Browning Investments had looked at the Executive Inn and decided the hotel was too outdated to serve its purposes.

‘We don’t think it’s possible to renovate it to be a convention-center hotel in the traditional sense,’ Browning said.”

Can Evansville residents comment that it is “too bad” that somehow the Courier bought hook line and sinker into the idea that Browning would and could make the Executive Inn a 4 star hotel, despite the fact that they
explicitly told the Courier that they didn’t think it possible in Feb 2009? (pre-demolition!)

Can Evansville residents comment that is is “too bad” the Courier continues on a story line, now, treating the high costs Browning ran into as brand new news – ignoring how Dan Shaw reported it as a given in 2009?

Yes, the owners had defaulted and the bank had taken ownership… Hasn’t the Big E had numerous owners over the years, and wasn’t it still operational at the time?

You said, “The arena is going up so quickly because it’s financed with taxpayer-backed bonds. The hotel project is going nowhere because the private sector is not willing to take the risk.” Huh?

On July 13, 2009, Dan Shaw wrote “On Monday, Weinzapfel said Browning Investments will buy the Downtown hotel from its current owner, Mutual Hospitality Management of the Chicago area. The city will then pay Browning
for the part of the hotel which is to be demolished. That deal will carry a price of about $10 million, which also includes tax incentives local officials have offered Browning.
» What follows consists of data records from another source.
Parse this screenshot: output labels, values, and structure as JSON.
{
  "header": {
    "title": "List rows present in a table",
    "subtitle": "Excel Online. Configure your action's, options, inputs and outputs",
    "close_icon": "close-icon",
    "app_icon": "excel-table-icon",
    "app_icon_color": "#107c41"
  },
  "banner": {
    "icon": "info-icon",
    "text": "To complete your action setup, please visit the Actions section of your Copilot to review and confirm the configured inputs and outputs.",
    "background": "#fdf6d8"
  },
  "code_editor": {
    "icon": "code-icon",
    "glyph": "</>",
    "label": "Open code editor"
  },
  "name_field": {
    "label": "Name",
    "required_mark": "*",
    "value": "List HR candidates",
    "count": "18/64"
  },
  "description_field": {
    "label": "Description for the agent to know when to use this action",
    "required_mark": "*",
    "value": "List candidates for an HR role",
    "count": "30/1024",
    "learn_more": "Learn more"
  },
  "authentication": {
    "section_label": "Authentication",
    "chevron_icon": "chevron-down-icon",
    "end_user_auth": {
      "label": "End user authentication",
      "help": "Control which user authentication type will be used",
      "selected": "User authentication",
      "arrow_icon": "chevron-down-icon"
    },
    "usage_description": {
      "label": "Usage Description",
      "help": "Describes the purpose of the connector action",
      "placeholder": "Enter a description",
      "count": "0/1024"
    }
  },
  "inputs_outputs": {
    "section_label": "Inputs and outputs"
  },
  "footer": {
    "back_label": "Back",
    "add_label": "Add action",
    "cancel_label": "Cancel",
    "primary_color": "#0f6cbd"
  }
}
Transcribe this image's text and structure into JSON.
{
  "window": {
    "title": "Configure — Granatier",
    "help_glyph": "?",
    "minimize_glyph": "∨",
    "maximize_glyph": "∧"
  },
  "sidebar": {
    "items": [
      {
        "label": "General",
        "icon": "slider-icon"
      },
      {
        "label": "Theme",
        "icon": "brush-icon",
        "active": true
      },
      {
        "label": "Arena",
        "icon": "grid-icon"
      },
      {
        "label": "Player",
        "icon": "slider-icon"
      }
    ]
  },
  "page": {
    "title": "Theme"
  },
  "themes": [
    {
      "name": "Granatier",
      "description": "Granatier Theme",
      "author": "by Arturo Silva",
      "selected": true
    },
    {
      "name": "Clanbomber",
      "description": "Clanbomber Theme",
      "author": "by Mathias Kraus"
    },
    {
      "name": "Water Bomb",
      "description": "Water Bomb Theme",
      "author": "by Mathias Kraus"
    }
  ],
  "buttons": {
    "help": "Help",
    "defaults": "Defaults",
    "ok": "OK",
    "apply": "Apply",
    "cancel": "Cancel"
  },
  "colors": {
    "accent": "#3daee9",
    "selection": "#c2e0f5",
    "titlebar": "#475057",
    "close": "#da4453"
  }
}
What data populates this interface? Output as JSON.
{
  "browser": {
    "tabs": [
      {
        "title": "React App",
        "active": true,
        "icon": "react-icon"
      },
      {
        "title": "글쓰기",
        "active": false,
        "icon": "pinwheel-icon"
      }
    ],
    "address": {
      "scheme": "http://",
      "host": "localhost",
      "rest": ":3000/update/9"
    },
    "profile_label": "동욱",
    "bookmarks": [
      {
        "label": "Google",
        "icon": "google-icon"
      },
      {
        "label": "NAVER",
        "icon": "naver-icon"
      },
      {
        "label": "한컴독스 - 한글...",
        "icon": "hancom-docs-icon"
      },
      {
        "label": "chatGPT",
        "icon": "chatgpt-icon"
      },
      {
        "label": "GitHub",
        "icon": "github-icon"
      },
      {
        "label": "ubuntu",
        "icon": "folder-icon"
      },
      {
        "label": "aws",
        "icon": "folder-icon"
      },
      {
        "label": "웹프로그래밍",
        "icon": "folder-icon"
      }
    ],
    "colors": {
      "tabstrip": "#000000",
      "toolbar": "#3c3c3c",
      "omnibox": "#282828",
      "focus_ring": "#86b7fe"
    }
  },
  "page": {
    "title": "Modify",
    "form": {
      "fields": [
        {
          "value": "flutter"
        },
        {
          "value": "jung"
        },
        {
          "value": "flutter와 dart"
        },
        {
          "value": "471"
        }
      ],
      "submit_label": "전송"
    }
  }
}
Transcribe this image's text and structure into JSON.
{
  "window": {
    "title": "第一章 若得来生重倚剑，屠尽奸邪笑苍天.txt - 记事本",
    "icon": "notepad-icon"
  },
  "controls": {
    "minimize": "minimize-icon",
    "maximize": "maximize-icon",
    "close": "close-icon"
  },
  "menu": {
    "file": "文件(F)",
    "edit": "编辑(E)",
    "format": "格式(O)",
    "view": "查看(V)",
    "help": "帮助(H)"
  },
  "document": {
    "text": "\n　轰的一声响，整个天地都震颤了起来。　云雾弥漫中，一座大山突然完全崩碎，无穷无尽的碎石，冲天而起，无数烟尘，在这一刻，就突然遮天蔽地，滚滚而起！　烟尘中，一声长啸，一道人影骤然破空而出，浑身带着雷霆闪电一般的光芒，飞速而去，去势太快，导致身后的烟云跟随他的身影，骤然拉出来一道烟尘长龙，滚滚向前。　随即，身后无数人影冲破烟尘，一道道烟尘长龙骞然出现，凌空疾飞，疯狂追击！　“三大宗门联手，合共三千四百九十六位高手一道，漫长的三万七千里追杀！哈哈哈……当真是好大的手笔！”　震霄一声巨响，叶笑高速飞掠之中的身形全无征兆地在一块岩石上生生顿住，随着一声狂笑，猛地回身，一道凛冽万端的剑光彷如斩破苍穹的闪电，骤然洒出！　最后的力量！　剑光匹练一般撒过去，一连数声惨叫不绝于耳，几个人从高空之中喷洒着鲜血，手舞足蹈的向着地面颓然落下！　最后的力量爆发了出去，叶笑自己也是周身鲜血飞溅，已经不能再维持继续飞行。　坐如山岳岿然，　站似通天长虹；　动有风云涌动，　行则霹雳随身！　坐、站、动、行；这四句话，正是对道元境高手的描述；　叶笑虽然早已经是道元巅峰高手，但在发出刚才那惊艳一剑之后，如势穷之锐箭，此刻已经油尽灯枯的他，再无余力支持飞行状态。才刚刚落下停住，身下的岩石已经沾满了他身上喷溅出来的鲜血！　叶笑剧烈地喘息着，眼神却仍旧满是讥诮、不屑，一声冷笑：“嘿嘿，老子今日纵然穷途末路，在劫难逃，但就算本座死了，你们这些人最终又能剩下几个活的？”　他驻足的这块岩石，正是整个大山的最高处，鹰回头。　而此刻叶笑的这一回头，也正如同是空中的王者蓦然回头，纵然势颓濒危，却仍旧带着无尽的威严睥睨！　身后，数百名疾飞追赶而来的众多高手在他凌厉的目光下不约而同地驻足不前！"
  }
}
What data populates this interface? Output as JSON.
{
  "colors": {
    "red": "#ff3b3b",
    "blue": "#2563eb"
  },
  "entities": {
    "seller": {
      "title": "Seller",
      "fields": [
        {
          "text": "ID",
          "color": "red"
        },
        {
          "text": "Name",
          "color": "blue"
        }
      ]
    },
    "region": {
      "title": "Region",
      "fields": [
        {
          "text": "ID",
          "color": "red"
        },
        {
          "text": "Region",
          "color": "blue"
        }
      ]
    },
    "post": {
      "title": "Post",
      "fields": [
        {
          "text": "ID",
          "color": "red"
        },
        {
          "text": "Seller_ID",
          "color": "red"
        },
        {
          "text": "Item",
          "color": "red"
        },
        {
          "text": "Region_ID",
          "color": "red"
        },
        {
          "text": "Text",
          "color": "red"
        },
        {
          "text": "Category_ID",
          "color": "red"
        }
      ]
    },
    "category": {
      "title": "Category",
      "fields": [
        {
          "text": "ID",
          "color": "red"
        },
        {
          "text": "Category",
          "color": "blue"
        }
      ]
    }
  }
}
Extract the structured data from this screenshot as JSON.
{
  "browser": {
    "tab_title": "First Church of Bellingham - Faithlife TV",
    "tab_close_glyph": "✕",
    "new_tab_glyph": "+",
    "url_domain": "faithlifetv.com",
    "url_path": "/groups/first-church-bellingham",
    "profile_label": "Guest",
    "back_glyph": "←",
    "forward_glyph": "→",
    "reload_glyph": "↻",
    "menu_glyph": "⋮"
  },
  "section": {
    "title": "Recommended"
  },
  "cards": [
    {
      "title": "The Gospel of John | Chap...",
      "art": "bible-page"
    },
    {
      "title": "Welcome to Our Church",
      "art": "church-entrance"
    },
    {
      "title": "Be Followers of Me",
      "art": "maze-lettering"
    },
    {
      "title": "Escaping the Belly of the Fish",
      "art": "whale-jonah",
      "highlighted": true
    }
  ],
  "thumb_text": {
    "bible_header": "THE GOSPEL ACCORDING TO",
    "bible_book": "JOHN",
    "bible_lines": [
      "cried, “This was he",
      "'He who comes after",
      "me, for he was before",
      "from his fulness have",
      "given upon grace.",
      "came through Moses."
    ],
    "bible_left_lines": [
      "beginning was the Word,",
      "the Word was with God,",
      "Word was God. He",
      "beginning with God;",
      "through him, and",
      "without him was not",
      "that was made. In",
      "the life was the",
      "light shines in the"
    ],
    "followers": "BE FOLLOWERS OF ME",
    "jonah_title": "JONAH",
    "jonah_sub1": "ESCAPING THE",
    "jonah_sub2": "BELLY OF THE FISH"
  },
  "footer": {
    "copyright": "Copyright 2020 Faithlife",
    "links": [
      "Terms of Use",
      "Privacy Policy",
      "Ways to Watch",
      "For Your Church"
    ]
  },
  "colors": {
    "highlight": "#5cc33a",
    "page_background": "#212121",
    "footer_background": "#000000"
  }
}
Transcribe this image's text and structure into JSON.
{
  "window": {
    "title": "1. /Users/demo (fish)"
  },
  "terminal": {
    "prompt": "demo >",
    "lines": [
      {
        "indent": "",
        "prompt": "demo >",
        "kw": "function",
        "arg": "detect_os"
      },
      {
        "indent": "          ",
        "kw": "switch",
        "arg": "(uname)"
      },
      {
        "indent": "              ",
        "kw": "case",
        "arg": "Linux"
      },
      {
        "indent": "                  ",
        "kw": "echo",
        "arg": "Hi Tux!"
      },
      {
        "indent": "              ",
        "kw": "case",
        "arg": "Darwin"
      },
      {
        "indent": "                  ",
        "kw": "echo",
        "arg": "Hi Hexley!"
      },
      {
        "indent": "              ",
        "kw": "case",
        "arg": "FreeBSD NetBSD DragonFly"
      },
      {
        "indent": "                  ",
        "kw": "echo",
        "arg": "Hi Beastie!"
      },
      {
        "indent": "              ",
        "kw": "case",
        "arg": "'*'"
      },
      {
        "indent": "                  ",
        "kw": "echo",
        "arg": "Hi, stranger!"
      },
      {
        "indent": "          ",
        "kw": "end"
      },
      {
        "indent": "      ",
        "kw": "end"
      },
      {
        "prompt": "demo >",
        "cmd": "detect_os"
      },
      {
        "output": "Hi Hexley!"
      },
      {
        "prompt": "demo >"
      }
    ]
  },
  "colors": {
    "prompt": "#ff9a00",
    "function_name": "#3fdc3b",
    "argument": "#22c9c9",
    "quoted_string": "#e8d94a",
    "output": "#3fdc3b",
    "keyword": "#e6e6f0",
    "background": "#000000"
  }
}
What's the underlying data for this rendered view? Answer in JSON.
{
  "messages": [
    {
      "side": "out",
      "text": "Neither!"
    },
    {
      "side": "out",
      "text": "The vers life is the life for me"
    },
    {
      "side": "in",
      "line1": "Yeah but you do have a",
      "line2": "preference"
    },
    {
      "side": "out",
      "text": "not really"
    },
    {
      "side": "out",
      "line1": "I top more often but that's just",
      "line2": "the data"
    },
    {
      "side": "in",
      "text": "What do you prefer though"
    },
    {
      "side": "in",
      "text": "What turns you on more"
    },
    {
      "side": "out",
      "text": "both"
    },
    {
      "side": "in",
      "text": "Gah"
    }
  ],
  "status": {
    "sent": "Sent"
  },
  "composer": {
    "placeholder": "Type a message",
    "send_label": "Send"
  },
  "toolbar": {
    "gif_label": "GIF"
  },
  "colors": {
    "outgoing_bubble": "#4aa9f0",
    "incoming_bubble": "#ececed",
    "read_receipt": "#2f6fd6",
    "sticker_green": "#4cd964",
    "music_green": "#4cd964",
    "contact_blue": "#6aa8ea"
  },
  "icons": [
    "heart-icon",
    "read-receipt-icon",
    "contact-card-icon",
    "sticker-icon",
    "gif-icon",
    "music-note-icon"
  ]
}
The money will go in part to replacing the
hotel’s facade.”

Isn’t it possible that the local officials didn’t give them enough “tax incentives”? Is it possible the “incentive” carrot didn’t have an adequate stick attached? (to protect the public money) Or is it possible that those
“tax incentives” given to a private business – where said private business announced publicly “We don’t think it’s possible […]” – was irresponsible and/or a poor decision?

Granted, hindsight is 20/20, but let’s please not promote the old propaganda line that the private sector has simply failed us here… If not for the government planning, purchases and incentivized actions, it sure seems like
rational people would conclude:

1.) Minus the incentives offered, Browning would have kept with their statement in February 2009 and not even tried to turn the Big E into a 4 star hotel.

2.) Mutual Hospitality Management may still own and operate a functional hotel in that site, a hotel that was an Evansville landmark.

Now, however, it seems we have a partially demolished hotel that (all the sudden?) is too expensive to upgrade and too expensive to demolish. Not all costs can be overcome by simple “private sector” demand. But public sector incentives and/or actions spurred this all.

Trying to parse this into a great public victory and a private sector failure seems ridiculous.